Likewise, firms could be required to put in place more robust governance and oversight arrangements specifically relating to their ML systems and processes, including algorithmic credit scoring systems. Inter alia, this could encompass procedures for data quality verification, as well as continuous model feedback testing, cross-validation and auditing to mitigate data overfitting and algorithmic bias risks. These procedures should build on the data protection auditing, certification, impact assessment and data protection ‘by design and default’ provisions under the EU General Data Protection Regulation (GDPR), the new data protection regime in the EU.

Indeed, cross-sectoral data protection regulation provides an important additional mechanism for mitigating potential discriminatory and unfair treatment of credit consumers due to the processing of their personal data through algorithmic credit scoring. Inter alia, the overarching principles that guide the GDPR could, if interpreted strictly, significantly restrict the potential for firms to abuse consumers’ personal data. These include, in particular, the principles of ‘purpose limitation’—requiring personal data to be collected only for ‘specified, explicit, and legitimate purposes and not further processed in a manner that is incompatible with those purposes’—and ‘data minimisation’, requiring personal data to be ‘adequate, relevant and limited to what is necessary in relation to the purpose for which they are processed’.

The GDPR furthermore expands the rights of data subjects to control the use of their data, including a potentially broader right to receive ‘meaningful information about the logic involved’ in automated decision-making (the so-called ‘right to explanation’). An expansive interpretation of this right (and corresponding duty) by credit providers and/or regulators—for example, requiring credit providers to provide an ex post explanation to individual borrowers of the specific reasons underlying each credit decision—could better support borrowers in challenging discriminatory and unfair credit decisions.

On the other hand, an expansive interpretation of data protection principles, rights and duties risks undermining the potential efficiency and fairness gains from algorithmic credit scoring. With respect to the principle of purpose limitation, as this post has highlighted, algorithmic credit scoring largely relies on repurposing data to uncover hidden insights about a borrower’s creditworthiness. Likewise, a more onerous ‘right to explanation’ could be undesirable if it restricts firms to using statistical techniques that are simpler and more ‘explainable’, yet less effective in assessing creditworthiness.

Conclusion

Algorithmic credit scoring, and the Big Data and ML technologies underlying it, present both benefits and risks for consumer credit markets. This post has argued that the broadly principles and conduct-based approach of UK consumer credit regulation provides the flexibility necessary for regulators and market participants to respond dynamically to these new technological risks.
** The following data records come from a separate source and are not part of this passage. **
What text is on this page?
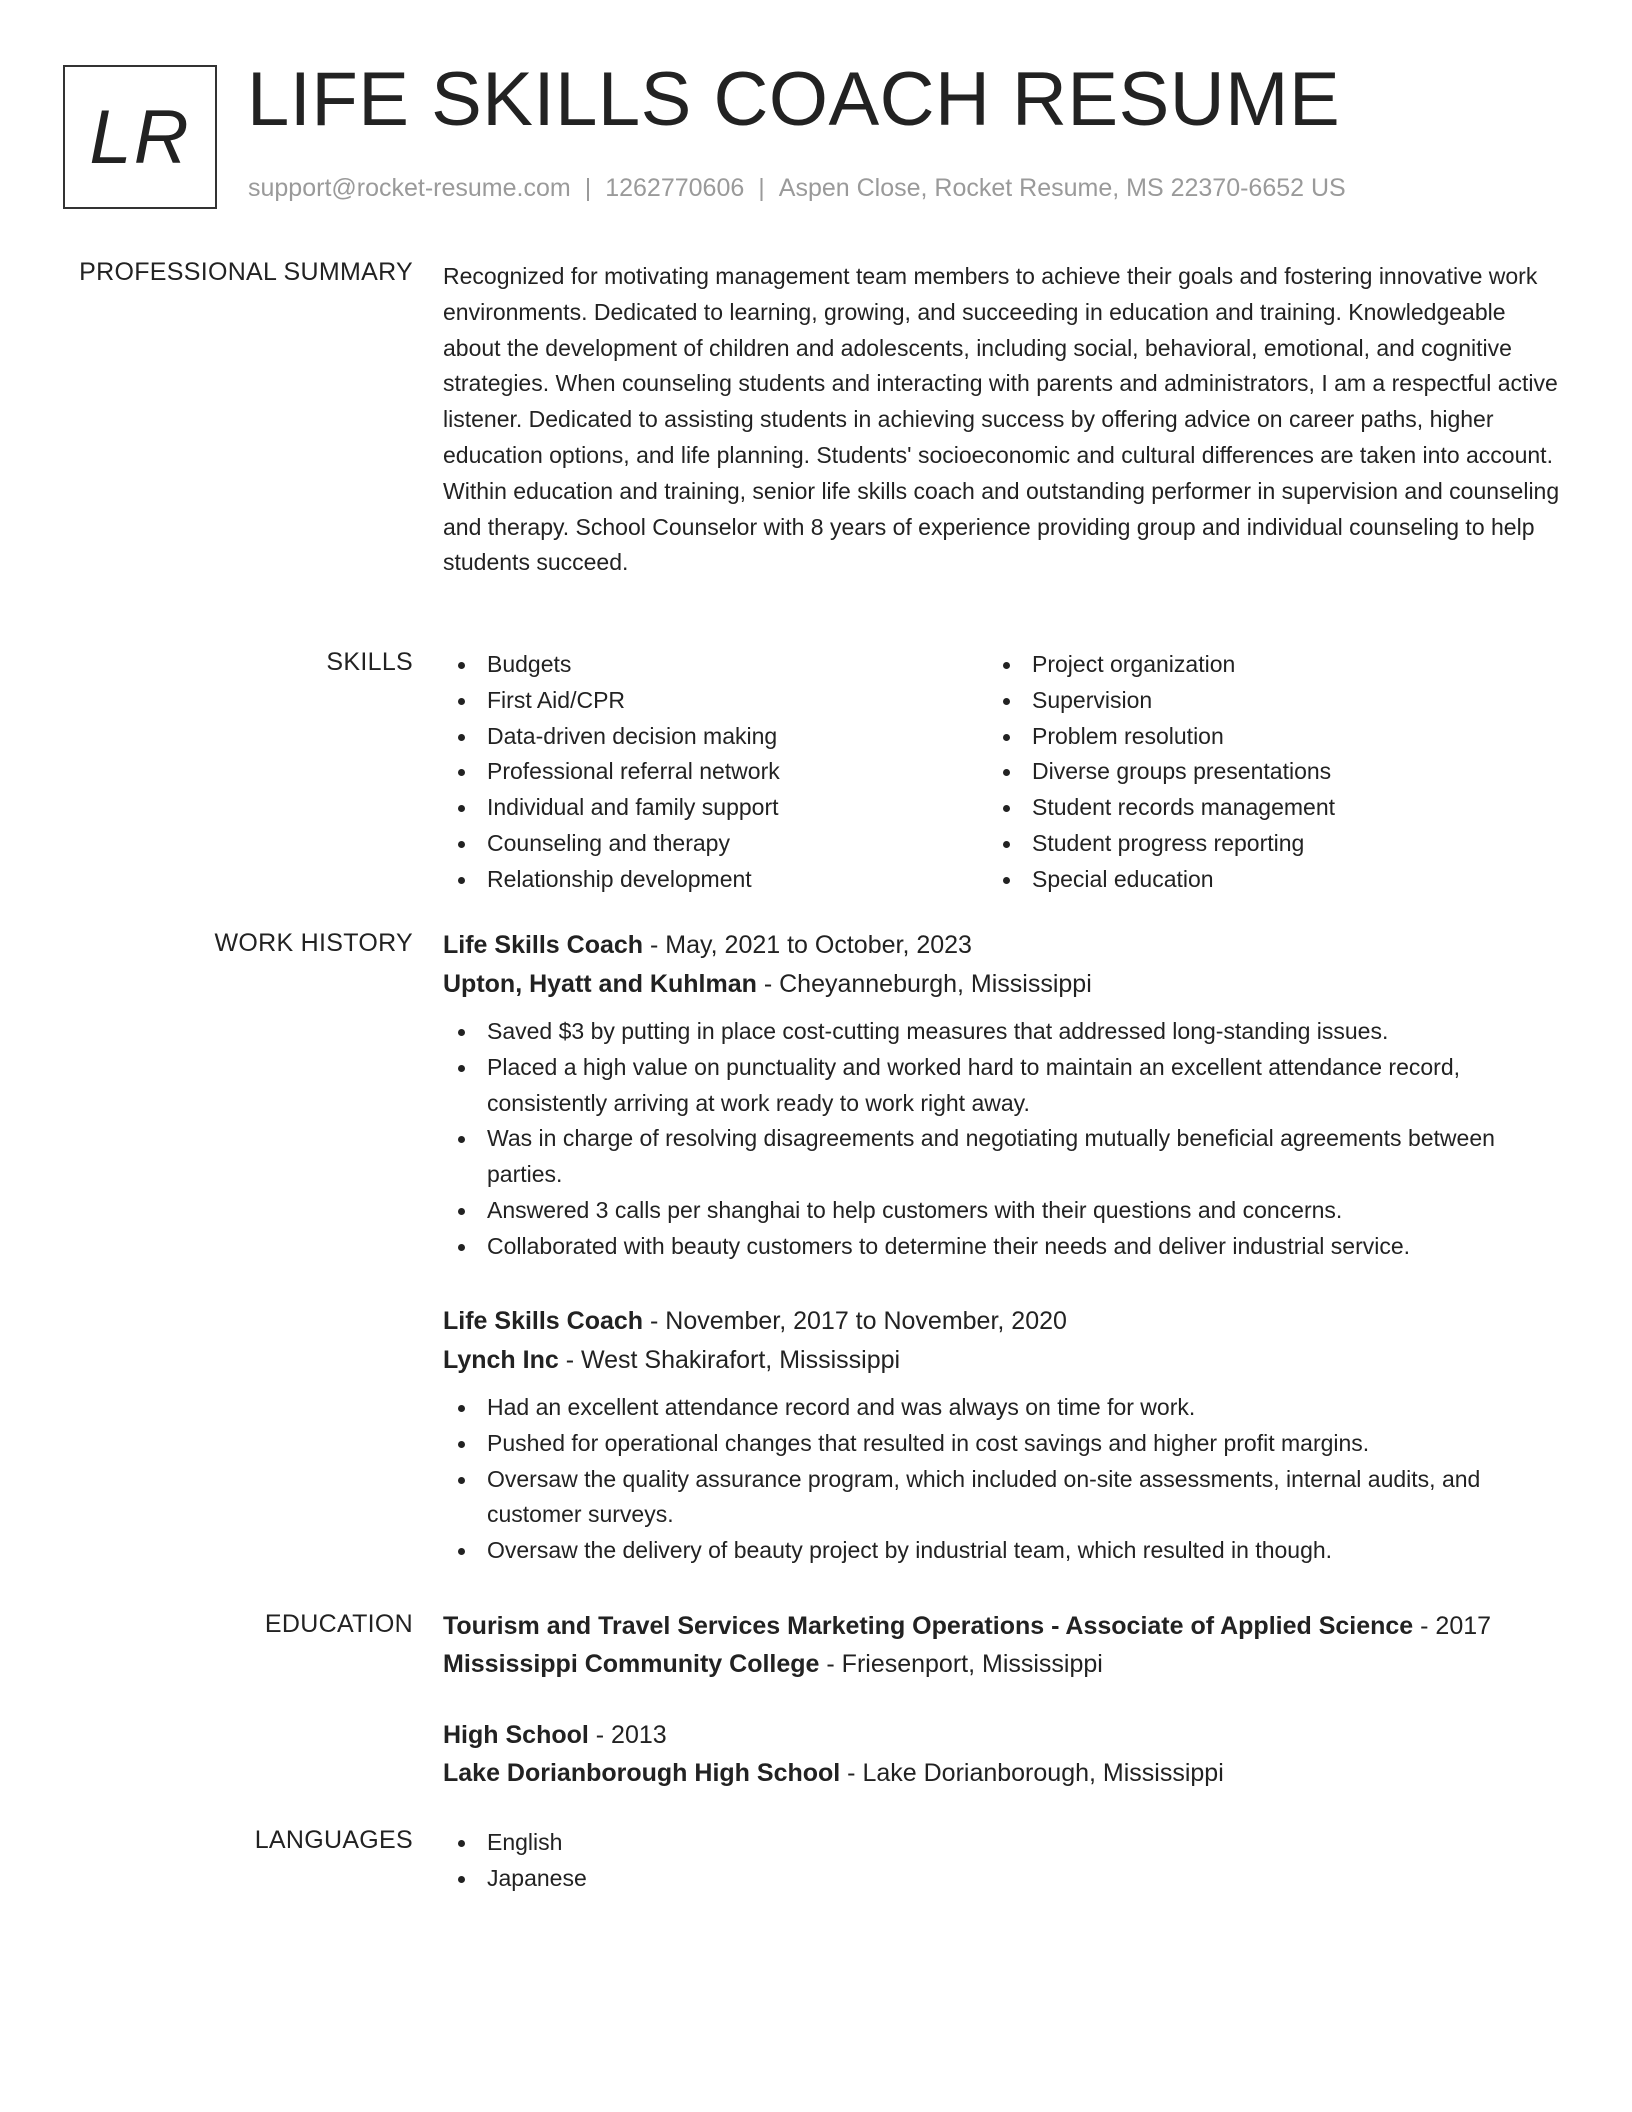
LR LIFE SKILLS COACH RESUME
support@rocket-resume.com | 1262770606 | Aspen Close, Rocket Resume, MS 22370-6652 US
PROFESSIONAL SUMMARY Recognized for motivating management team members to achieve their goals and fostering innovative work environments. Dedicated to learning, growing, and succeeding in education and training. Knowledgeable about the development of children and adolescents, including social, behavioral, emotional, and cognitive strategies. When counseling students and interacting with parents and administrators, I am a respectful active listener. Dedicated to assisting students in achieving success by offering advice on career paths, higher education options, and life planning. Students' socioeconomic and cultural differences are taken into account. Within education and training, senior life skills coach and outstanding performer in supervision and counseling and therapy. School Counselor with 8 years of experience providing group and individual counseling to help students succeed.
SKILLS	Budgets
First Aid/CPR
Data-driven decision making
Professional referral network
Individual and family support
Counseling and therapy
Relationship development
Project organization
Supervision
Problem resolution
Diverse groups presentations
Student records management
Student progress reporting
Special education
WORK HISTORY Life Skills Coach - May, 2021 to October, 2023
Upton, Hyatt and Kuhlman - Cheyanneburgh, Mississippi
Saved $3 by putting in place cost-cutting measures that addressed long-standing issues.
Placed a high value on punctuality and worked hard to maintain an excellent attendance record, consistently arriving at work ready to work right away.
Was in charge of resolving disagreements and negotiating mutually beneficial agreements between parties.
Answered 3 calls per shanghai to help customers with their questions and concerns.
Collaborated with beauty customers to determine their needs and deliver industrial service.
Life Skills Coach - November, 2017 to November, 2020
Lynch Inc - West Shakirafort, Mississippi
Had an excellent attendance record and was always on time for work.
Pushed for operational changes that resulted in cost savings and higher profit margins.
Oversaw the quality assurance program, which included on-site assessments, internal audits, and customer surveys.
Oversaw the delivery of beauty project by industrial team, which resulted in though.
EDUCATION Tourism and Travel Services Marketing Operations - Associate of Applied Science - 2017
Mississippi Community College - Friesenport, Mississippi
High School - 2013
Lake Dorianborough High School - Lake Dorianborough, Mississippi
LANGUAGES	English
Japanese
This approach could be enhanced through the introduction of more robust product oversight and governance requirements for firms in relation to their use of ML systems and processes. Supervisory authorities could also themselves make greater use of ML and Big Data techniques in order to strengthen their supervision of consumer credit firms. Finally, cross-sectoral data protection regulation, recently updated in the EU under the GDPR, offers an important avenue to mitigate risks to consumers arising from the use of their personal data. However, the interpretation of this regime in the consumer finance context needs to be carefully calibrated, so as not to also inhibit the potential benefits of new technological applications such as algorithmic credit scoring, and Big Data and ML more generally.

Nikita Aggarwal reads for a DPhil in Law at Brasenose College, University of Oxford.